To guide and support this network architecture, agile leaders redesign their company’s operating modelfor rapid cycles of innovation and execution. They pay close attention to build teams with the capability to innovate and problem-solve quickly, creatively and effectively, and to execute through clear, agreed action plans, performance and systems support. They also closely monitor operating and financial metrics.

Agile leaders transform their corporate planning and budgeting processes, replacing traditional top-down annual processes with a rapid-cycle model comprising rolling 12-month operating plans that are reviewed and updated in quarterly strategy sessions at every level of the organization.

The Leader as Coach
The third primary task is to build the human capacity needed by the company. At its core, this means leaders must help their team members build the competence and commitment they need to perform independently and effectively in an open environment. To do this, leaders must develop new ways to manage individual and team performance. This begins with an understanding that what is required is not managing but guiding and supporting — in other words, coaching.

“It is critical for leaders to develop strong coaching skills, so they can help their teams innovate, collaborate and perform at a higher level,” said Tobin Cookman, senior vice president of human resources at ON Semiconductor, a semiconductors supplier company.

Cookman is leading the implementation of a corporatewide initiative to help leaders at every level learn and apply a best-practice coaching model. Senior operating leaders are actively participating and modeling the new approach, visibly demonstrating their commitment to the importance of coaching to ON Semiconductor’s continued success.

Agile leaders must develop a profound understanding of people — their individual strengths, preferences and personal values. They must leverage this knowledge of others and of themselves by meeting frequently with team members to agree on goals, solve problems, get and provide feedback, and build stronger relationships.

In addition to serving as an individual coach, leaders need to be skilled at coaching teams. Whether they are permanent (intact), temporary (project), or coordinating (leadership), teams have become the core work unit of organizations today, and leaders need to develop their skills in building high performing teams. They must be able to help team members develop shared goals, roles and values; manage their evolution as a team; and navigate continuous change.

An Agile Approach
Learning leaders can put the same three skills of catalyst, architect and coach to work in the way they build the leadership capacity their companies need.

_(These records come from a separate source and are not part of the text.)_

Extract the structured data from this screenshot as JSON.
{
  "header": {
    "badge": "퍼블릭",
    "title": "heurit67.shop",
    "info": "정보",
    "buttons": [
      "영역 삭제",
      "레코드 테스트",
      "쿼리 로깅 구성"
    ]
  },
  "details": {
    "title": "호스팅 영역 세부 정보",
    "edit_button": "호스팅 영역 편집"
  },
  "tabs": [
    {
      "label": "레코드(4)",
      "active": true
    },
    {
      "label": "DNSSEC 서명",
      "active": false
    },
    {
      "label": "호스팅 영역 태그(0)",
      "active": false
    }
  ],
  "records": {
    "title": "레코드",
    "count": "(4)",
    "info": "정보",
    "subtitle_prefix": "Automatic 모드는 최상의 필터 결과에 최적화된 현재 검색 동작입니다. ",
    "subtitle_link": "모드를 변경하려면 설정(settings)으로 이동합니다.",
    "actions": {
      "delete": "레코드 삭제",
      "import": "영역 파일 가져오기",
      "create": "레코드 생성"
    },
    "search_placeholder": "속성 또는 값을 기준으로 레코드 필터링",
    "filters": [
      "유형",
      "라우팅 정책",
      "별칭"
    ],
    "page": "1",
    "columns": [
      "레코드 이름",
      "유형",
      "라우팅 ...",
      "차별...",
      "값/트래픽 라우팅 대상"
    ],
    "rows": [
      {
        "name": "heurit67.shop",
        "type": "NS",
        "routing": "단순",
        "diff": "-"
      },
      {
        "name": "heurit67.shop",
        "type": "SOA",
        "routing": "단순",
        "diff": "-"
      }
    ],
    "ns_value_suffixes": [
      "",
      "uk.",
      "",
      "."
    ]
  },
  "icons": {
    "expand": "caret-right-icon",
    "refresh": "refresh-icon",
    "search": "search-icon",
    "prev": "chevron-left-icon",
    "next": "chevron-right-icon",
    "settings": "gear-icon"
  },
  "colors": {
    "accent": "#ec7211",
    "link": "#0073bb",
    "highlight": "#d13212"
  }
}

As a catalyst, learning leaders can help senior leaders develop a clear, aligned and agreed-upon synthesis of the mindsets, skill sets and behaviors required to build a successful 21st century company. To translate this leadership model into skills, learning leaders can build programs that are powerful learning journeys over time, rather than traditional training events. As a coach, learning professionals can help leaders develop new mindsets and skill sets, apply them on the job, and use them to drive business impact and results.

To thrive and succeed in today’s open markets, agile companies will view building leadership capacity as the most urgent and important investment they can make. They will recognize that this investment is dwarfed by the enormous positive effect it has on the thinking, actions, decisions and communications across the organization for every leader, at every level, every day.

The flexible models of leadership that can be found at companies like NRG Energy, MTN and ON Semiconductors are becoming endemic to a rapidly growing number of highly successful global companies. Leaders who practice this agile, people-centered approach can unleash the brilliance and passion in their people, enable their companies to fully leverage the opportunities made possible by the digital economy and create unprecedented value for all of their stakeholders throughout the world.